Another question from RCIA: the old Protestant challenge: “Jesus says, ‘Call no man Father.’ Why do Catholics call their priest ‘father’ and the Pope ‘the Holy Father.’

This challenge usually flummoxes the ordinary Catholic. Sometimes he’s bewildered because he really doesn’t know his Bible that well and he’s confused. But he’s also bewildered because he hasn’t been taught to read the Bible in such a literal way.

Now we can give this a serious answer, and perhaps we should. We can find passages of Scripture where St Paul refers to himself as the father of his audience and the spiritual father of Timothy. We can give explanations about the Jewish context of the time, where the ‘father’ was a spiritual master who had semi divine status and the devotees bowed down to him.

Instead of arguing with the non Catholic, let’s try to get him to understand how a Catholic views his objection. The typical Catholic has heard Jesus saying ‘Call no man Father’ and honestly never connected this with his own habit of calling the priest ‘father.’ That’s because he’s not used to taking verses totally out of context. He suspects that Jesus’ admonition was spoken to the Jews of the first century to a particular historical context, and finds it strange to have that verse taken out of context and thrown at him as a rebuke in the twenty first century.

He’s bewildered that his Protestant brother has lifted the verse out to argue with him, and is not quite sure whether it is a joke or not.

Here’s how it seems to the Catholic: Let’s say some sincere person pulled up the verse, “Judas went out and hanged himself.” and then the verse, “Go thou and do likewise.” Then he said in all seriousness, “So you see, the Bible says we should all go and hang ourselves!” Any sane person says, “What! are you crazy! That’s not what Jesus meant! That’s not who he was talking to. That’s taking the verses totally out of context. You can’t do that and be serious.”

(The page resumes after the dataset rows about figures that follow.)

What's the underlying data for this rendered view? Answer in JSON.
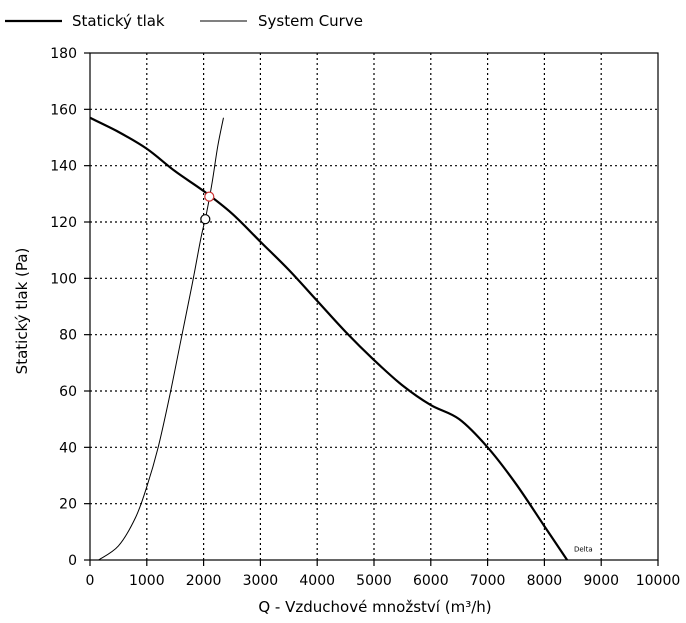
{
  "chart_data": {
    "type": "line",
    "title": "",
    "xlabel": "Q - Vzduchové množství (m³/h)",
    "ylabel": "Statický tlak (Pa)",
    "xlim": [
      0,
      10000
    ],
    "ylim": [
      0,
      180
    ],
    "xticks": [
      0,
      1000,
      2000,
      3000,
      4000,
      5000,
      6000,
      7000,
      8000,
      9000,
      10000
    ],
    "yticks": [
      0,
      20,
      40,
      60,
      80,
      100,
      120,
      140,
      160,
      180
    ],
    "grid": true,
    "legend_position": "top-left",
    "series": [
      {
        "name": "Statický tlak",
        "style": "thick",
        "color": "#000000",
        "points": [
          [
            0,
            157
          ],
          [
            500,
            152
          ],
          [
            1000,
            146
          ],
          [
            1500,
            138
          ],
          [
            2000,
            131
          ],
          [
            2500,
            123
          ],
          [
            3000,
            113
          ],
          [
            3500,
            103
          ],
          [
            4000,
            92
          ],
          [
            4500,
            81
          ],
          [
            5000,
            71
          ],
          [
            5500,
            62
          ],
          [
            6000,
            55
          ],
          [
            6500,
            50
          ],
          [
            7000,
            40
          ],
          [
            7500,
            27
          ],
          [
            8000,
            12
          ],
          [
            8400,
            0
          ]
        ]
      },
      {
        "name": "System Curve",
        "style": "thin",
        "color": "#000000",
        "points": [
          [
            150,
            0
          ],
          [
            500,
            5
          ],
          [
            800,
            15
          ],
          [
            1000,
            26
          ],
          [
            1200,
            40
          ],
          [
            1400,
            58
          ],
          [
            1600,
            78
          ],
          [
            1800,
            98
          ],
          [
            1950,
            114
          ],
          [
            2050,
            123
          ],
          [
            2150,
            134
          ],
          [
            2250,
            147
          ],
          [
            2350,
            157
          ]
        ]
      }
    ],
    "markers": [
      {
        "x": 2100,
        "y": 129,
        "stroke": "#cc3333"
      },
      {
        "x": 2030,
        "y": 121,
        "stroke": "#000000"
      }
    ],
    "annotations": [
      {
        "text": "Delta",
        "x": 8450,
        "y": 2
      }
    ]
  }
}
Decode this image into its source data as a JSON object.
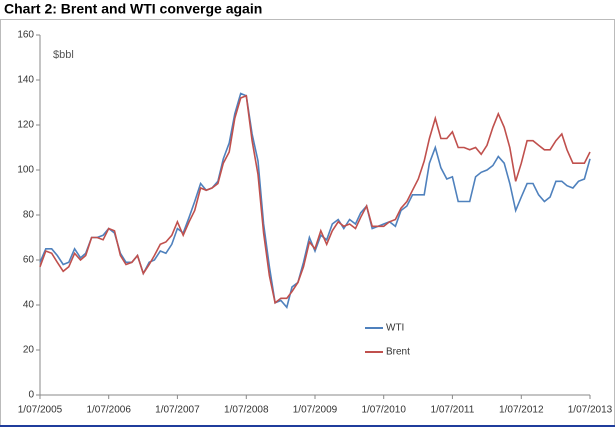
{
  "chart_data": {
    "type": "line",
    "title": "Chart 2: Brent and WTI converge again",
    "ylabel": "$bbl",
    "x": [
      "2005-07-01",
      "2005-08-01",
      "2005-09-01",
      "2005-10-01",
      "2005-11-01",
      "2005-12-01",
      "2006-01-01",
      "2006-02-01",
      "2006-03-01",
      "2006-04-01",
      "2006-05-01",
      "2006-06-01",
      "2006-07-01",
      "2006-08-01",
      "2006-09-01",
      "2006-10-01",
      "2006-11-01",
      "2006-12-01",
      "2007-01-01",
      "2007-02-01",
      "2007-03-01",
      "2007-04-01",
      "2007-05-01",
      "2007-06-01",
      "2007-07-01",
      "2007-08-01",
      "2007-09-01",
      "2007-10-01",
      "2007-11-01",
      "2007-12-01",
      "2008-01-01",
      "2008-02-01",
      "2008-03-01",
      "2008-04-01",
      "2008-05-01",
      "2008-06-01",
      "2008-07-01",
      "2008-08-01",
      "2008-09-01",
      "2008-10-01",
      "2008-11-01",
      "2008-12-01",
      "2009-01-01",
      "2009-02-01",
      "2009-03-01",
      "2009-04-01",
      "2009-05-01",
      "2009-06-01",
      "2009-07-01",
      "2009-08-01",
      "2009-09-01",
      "2009-10-01",
      "2009-11-01",
      "2009-12-01",
      "2010-01-01",
      "2010-02-01",
      "2010-03-01",
      "2010-04-01",
      "2010-05-01",
      "2010-06-01",
      "2010-07-01",
      "2010-08-01",
      "2010-09-01",
      "2010-10-01",
      "2010-11-01",
      "2010-12-01",
      "2011-01-01",
      "2011-02-01",
      "2011-03-01",
      "2011-04-01",
      "2011-05-01",
      "2011-06-01",
      "2011-07-01",
      "2011-08-01",
      "2011-09-01",
      "2011-10-01",
      "2011-11-01",
      "2011-12-01",
      "2012-01-01",
      "2012-02-01",
      "2012-03-01",
      "2012-04-01",
      "2012-05-01",
      "2012-06-01",
      "2012-07-01",
      "2012-08-01",
      "2012-09-01",
      "2012-10-01",
      "2012-11-01",
      "2012-12-01",
      "2013-01-01",
      "2013-02-01",
      "2013-03-01",
      "2013-04-01",
      "2013-05-01",
      "2013-06-01",
      "2013-07-01"
    ],
    "series": [
      {
        "name": "WTI",
        "color": "#4f81bd",
        "values": [
          59,
          65,
          65,
          62,
          58,
          59,
          65,
          61,
          63,
          70,
          70,
          71,
          74,
          72,
          63,
          59,
          59,
          62,
          54,
          59,
          60,
          64,
          63,
          67,
          74,
          72,
          79,
          86,
          94,
          91,
          92,
          95,
          105,
          112,
          125,
          134,
          133,
          116,
          104,
          76,
          57,
          41,
          42,
          39,
          48,
          50,
          59,
          70,
          64,
          71,
          69,
          76,
          78,
          74,
          78,
          76,
          81,
          84,
          74,
          75,
          76,
          77,
          75,
          82,
          84,
          89,
          89,
          89,
          103,
          110,
          101,
          96,
          97,
          86,
          86,
          86,
          97,
          99,
          100,
          102,
          106,
          103,
          94,
          82,
          88,
          94,
          94,
          89,
          86,
          88,
          95,
          95,
          93,
          92,
          95,
          96,
          105
        ]
      },
      {
        "name": "Brent",
        "color": "#c0504d",
        "values": [
          57,
          64,
          63,
          59,
          55,
          57,
          63,
          60,
          62,
          70,
          70,
          69,
          74,
          73,
          62,
          58,
          59,
          62,
          54,
          58,
          62,
          67,
          68,
          71,
          77,
          71,
          77,
          82,
          92,
          91,
          92,
          94,
          103,
          108,
          123,
          132,
          133,
          113,
          98,
          72,
          53,
          41,
          43,
          43,
          46,
          50,
          57,
          68,
          65,
          73,
          67,
          73,
          77,
          75,
          76,
          74,
          79,
          84,
          75,
          75,
          75,
          77,
          78,
          83,
          86,
          91,
          96,
          104,
          114,
          123,
          114,
          114,
          117,
          110,
          110,
          109,
          110,
          107,
          111,
          119,
          125,
          119,
          110,
          95,
          103,
          113,
          113,
          111,
          109,
          109,
          113,
          116,
          109,
          103,
          103,
          103,
          108
        ]
      }
    ],
    "xticks": [
      {
        "value": "2005-07-01",
        "label": "1/07/2005"
      },
      {
        "value": "2006-07-01",
        "label": "1/07/2006"
      },
      {
        "value": "2007-07-01",
        "label": "1/07/2007"
      },
      {
        "value": "2008-07-01",
        "label": "1/07/2008"
      },
      {
        "value": "2009-07-01",
        "label": "1/07/2009"
      },
      {
        "value": "2010-07-01",
        "label": "1/07/2010"
      },
      {
        "value": "2011-07-01",
        "label": "1/07/2011"
      },
      {
        "value": "2012-07-01",
        "label": "1/07/2012"
      },
      {
        "value": "2013-07-01",
        "label": "1/07/2013"
      }
    ],
    "ylim": [
      0,
      160
    ],
    "yticks": [
      0,
      20,
      40,
      60,
      80,
      100,
      120,
      140,
      160
    ],
    "grid": false
  }
}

Nevertheless, the Bible Christian is deadly serious, and perhaps that is his greatest fault: not that he takes the Bible and his faith seriously, but that he takes his interpretation seriously, and if he takes his interpretation seriously it is a seriously serious probability that he takes himself too seriously.

He needs to have the hermeneutic of humor. In other words, he needs to see that if we must take Jesus’ words, “Call no man ‘father'” out of context and totally literally, then we can (and perhaps must) do the same with countless other snippets and gobbets of Scripture.

Shall we pull out the verses that tell us not to eat shellfish or pork chops, to have our sons circumcised in a religious ritual, for our women to be silent in church and not to cut their hair and keep their heads covered? Shall we prohibit them from wearing trousers and shall we men grow curly locks on the corners of our head and grow our beards long?

Shall we take all of Our Lord’s injunctions with the same serious literalism? Let us tell our parents that we hate them, then pluck out our eye and cut off our hands to enter the kingdom. Indeed, let us have ritual amputation.

“Bless me Father, I have sinned. I have stolen five dollars.”

“Your penance is to have your hand cut off. It is better to enter life maimed…The deacon is performing amputations every second Saturday at ten in the church courtyard. Be there early the lines are long.”

In the end, the discussion comes down to the question of authority. All Christian groups have to decide which Scriptures are to be taken literally, which are for this time and which are not, and how to apply the word of God in our day to our times and to our present needs. By what authority do we do this?

The Catholic says the Church that gave us the Scriptures must interpret those Scriptures. The Evangelical Protestant really believes that it’s every man for himself.